Photocure reported total group revenues of NOK 120.2 million in the third quarter of 2024 (NOK 107.5 million), and EBITDA* of NOK 5.0 million (NOK 3.3 million), driven by revenue growth in North America and Europe. Hexvix/Cysview revenues ended at NOK 120.1 million in the quarter (Q3 2023: NOK 107.3 million). The EBIT was NOK -2.2 million (NOK -3.9 million) and the cash balance at the end of the period was NOK 291.1 million.

At the end of the third quarter of 2024, the installed base of rigid BLC systems in the U.S. was 387, up 13% since Q3 2023. This includes 18 mobile towers owned by ForTec Medical. Photocure estimates that 25 flexible BLC towers remain in the U.S. market. Photocure also entered into a strategic agreement with Richard Wolf GmbH to develop and commercialize a next-generation flexible blue light cystoscope based on Richard Wolf’s system blue technology with the goal to reintroduce and grow the use of BLC with Cysview/Hexvix in the surveillance setting.

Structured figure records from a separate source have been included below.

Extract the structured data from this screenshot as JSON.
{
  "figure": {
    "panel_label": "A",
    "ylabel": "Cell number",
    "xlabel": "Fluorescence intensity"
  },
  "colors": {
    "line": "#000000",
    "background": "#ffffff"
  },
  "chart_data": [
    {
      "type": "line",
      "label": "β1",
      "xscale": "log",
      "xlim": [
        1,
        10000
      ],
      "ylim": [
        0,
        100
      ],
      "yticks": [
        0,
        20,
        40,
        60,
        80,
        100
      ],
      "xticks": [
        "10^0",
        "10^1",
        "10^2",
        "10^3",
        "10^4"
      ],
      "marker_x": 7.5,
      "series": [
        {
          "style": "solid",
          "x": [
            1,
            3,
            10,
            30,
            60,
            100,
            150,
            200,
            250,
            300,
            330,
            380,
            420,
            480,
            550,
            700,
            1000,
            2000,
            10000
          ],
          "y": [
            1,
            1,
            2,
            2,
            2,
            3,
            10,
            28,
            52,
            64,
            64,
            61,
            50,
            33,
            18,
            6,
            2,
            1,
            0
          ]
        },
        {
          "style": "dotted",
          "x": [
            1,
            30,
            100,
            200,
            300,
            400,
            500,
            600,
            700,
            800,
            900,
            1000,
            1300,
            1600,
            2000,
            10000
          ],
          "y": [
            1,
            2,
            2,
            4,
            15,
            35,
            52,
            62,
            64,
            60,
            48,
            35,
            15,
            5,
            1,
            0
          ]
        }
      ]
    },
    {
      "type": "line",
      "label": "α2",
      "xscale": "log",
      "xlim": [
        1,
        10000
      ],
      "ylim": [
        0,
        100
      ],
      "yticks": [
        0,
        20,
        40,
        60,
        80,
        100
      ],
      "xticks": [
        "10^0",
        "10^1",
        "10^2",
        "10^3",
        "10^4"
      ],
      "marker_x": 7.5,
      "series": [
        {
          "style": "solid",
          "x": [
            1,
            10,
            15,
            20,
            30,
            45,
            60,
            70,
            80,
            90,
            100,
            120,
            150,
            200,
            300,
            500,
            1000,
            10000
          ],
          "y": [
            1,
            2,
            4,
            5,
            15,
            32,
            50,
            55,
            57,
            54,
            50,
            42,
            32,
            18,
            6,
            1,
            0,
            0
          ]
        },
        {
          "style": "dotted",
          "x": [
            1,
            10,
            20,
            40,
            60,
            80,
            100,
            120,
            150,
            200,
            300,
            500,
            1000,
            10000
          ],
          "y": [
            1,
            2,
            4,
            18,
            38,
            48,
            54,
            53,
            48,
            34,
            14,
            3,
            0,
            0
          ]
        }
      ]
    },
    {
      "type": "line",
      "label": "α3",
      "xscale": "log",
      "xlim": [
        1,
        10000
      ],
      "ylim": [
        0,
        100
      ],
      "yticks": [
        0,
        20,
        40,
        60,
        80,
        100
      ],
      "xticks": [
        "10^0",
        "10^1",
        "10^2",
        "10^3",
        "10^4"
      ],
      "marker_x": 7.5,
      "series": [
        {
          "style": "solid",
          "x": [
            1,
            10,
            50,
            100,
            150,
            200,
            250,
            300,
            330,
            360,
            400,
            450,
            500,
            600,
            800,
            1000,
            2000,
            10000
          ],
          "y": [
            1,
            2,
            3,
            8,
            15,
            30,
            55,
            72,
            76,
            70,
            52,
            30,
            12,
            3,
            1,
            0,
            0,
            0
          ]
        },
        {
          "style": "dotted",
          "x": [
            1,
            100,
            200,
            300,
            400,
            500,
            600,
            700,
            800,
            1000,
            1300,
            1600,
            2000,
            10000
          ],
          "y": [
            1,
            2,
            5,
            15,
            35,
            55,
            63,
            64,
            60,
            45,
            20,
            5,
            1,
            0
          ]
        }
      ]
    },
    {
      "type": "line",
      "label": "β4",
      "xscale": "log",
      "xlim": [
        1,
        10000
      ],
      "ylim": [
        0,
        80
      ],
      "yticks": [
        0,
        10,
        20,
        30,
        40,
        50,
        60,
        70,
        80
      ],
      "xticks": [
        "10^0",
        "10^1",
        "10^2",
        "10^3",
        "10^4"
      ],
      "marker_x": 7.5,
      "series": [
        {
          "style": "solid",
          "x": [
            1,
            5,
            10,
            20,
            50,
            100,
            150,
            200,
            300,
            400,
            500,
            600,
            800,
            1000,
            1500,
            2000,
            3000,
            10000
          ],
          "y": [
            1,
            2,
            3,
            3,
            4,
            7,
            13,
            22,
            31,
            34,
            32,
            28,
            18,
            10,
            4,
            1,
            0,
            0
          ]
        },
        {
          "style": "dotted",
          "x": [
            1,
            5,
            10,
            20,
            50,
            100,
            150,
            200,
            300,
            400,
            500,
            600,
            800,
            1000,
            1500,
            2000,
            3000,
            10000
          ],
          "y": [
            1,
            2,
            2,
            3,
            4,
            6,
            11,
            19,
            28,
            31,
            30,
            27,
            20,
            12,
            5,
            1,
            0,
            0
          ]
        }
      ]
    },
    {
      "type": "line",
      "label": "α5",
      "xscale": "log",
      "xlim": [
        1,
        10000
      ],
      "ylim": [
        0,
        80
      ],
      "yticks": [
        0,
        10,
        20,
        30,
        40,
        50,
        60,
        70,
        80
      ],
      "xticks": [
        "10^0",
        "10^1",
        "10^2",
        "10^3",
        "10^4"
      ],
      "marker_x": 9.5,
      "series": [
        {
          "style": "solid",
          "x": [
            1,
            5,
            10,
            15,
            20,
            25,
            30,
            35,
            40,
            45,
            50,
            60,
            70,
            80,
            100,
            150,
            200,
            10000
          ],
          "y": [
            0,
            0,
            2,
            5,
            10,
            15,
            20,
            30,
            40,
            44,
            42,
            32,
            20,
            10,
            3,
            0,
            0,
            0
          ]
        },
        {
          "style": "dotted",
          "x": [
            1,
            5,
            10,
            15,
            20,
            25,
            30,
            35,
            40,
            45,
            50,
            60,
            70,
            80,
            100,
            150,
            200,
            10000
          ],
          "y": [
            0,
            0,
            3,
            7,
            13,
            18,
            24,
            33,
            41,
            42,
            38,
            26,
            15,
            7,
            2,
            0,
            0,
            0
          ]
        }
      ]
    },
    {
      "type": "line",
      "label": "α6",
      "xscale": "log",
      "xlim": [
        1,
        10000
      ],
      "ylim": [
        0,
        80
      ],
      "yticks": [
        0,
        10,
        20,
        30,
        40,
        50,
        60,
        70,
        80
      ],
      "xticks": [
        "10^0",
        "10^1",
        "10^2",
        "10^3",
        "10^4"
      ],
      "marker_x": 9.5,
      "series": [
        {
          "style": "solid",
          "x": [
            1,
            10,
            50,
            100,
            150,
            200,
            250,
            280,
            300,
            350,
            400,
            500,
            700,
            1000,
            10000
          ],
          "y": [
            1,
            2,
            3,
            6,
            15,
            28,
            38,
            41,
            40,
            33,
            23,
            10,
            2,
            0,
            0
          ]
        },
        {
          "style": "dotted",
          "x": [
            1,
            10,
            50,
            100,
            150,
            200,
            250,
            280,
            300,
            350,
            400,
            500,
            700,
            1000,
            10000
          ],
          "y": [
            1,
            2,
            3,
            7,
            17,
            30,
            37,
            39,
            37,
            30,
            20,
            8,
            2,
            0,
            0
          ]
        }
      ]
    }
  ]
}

"We are also positioning for the future with our Richard Wolf partnership to develop and commercialize a state-of-the-art flexible high-definition blue light system. This partnership is focused on ensuring that physicians and patients have reliable access to high quality BLC equipment in the surveillance setting. The development project is well underway, with the goal to bring a new flexible BLC system to patients globally as soon as possible. Additionally, the Karl Storz’ Citizen’s Petition to have BLC equipment reclassified in the U.S. from Class 3 to Class 2 is another significant opportunity that we continue to monitor and pro-actively support," Schneider adds.

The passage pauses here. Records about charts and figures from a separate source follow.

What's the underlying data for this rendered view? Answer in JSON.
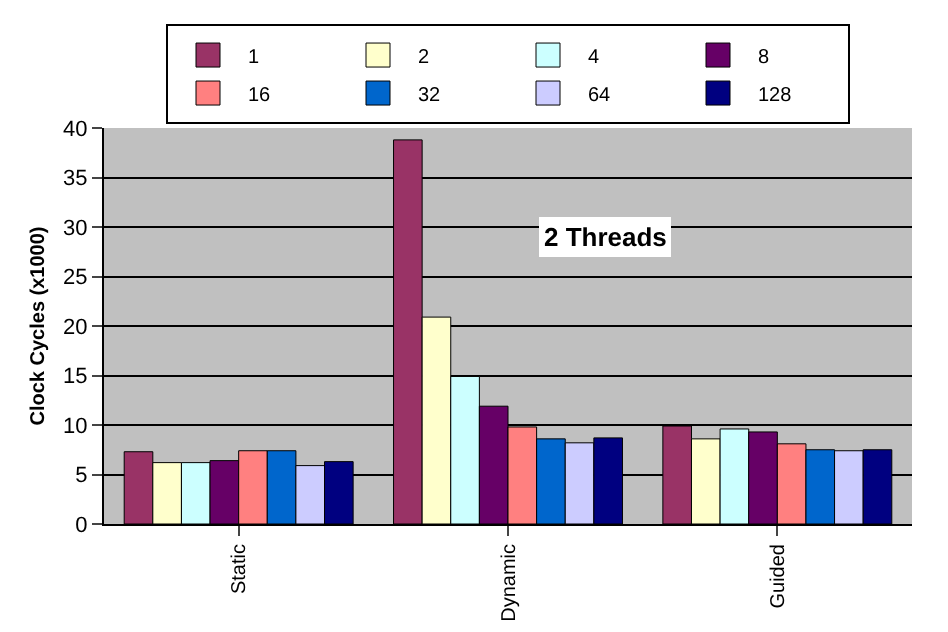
{
  "chart_data": {
    "type": "bar",
    "ylabel": "Clock Cycles (x1000)",
    "categories": [
      "Static",
      "Dynamic",
      "Guided"
    ],
    "series": [
      {
        "name": "1",
        "color": "#993366",
        "values": [
          7.3,
          38.8,
          9.9
        ]
      },
      {
        "name": "2",
        "color": "#ffffcc",
        "values": [
          6.2,
          20.9,
          8.6
        ]
      },
      {
        "name": "4",
        "color": "#ccffff",
        "values": [
          6.2,
          14.9,
          9.6
        ]
      },
      {
        "name": "8",
        "color": "#660066",
        "values": [
          6.4,
          11.9,
          9.3
        ]
      },
      {
        "name": "16",
        "color": "#ff8080",
        "values": [
          7.4,
          9.8,
          8.1
        ]
      },
      {
        "name": "32",
        "color": "#0066cc",
        "values": [
          7.4,
          8.6,
          7.5
        ]
      },
      {
        "name": "64",
        "color": "#ccccff",
        "values": [
          5.9,
          8.2,
          7.4
        ]
      },
      {
        "name": "128",
        "color": "#000080",
        "values": [
          6.3,
          8.7,
          7.5
        ]
      }
    ],
    "ylim": [
      0,
      40
    ],
    "yticks": [
      0,
      5,
      10,
      15,
      20,
      25,
      30,
      35,
      40
    ],
    "grid": "y",
    "legend": "top",
    "annotations": [
      "2 Threads"
    ]
  }
}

Photocure believes that the benefits of Blue Light Cystoscopy with Hexvix/Cysview offering superior detection and management of bladder cancer will continue to be adopted and become the standard of care. Photocure reiterates its 2024 guidance and continues to expect consolidated product revenue growth of 6% to 9% in constant currency, positive EBITDA excluding business development expenses, and new and upgraded Saphira installations in the U.S. in the range of 55 to 70 towers.

"With our business continuing to show steady growth, industry trends in our favor, and a number of initiatives underway that can enable Hexvix/Cysview to grow faster, I believe that Photocure is well-positioned to deliver value to patients and our shareholders in the coming quarters," Schneider concludes.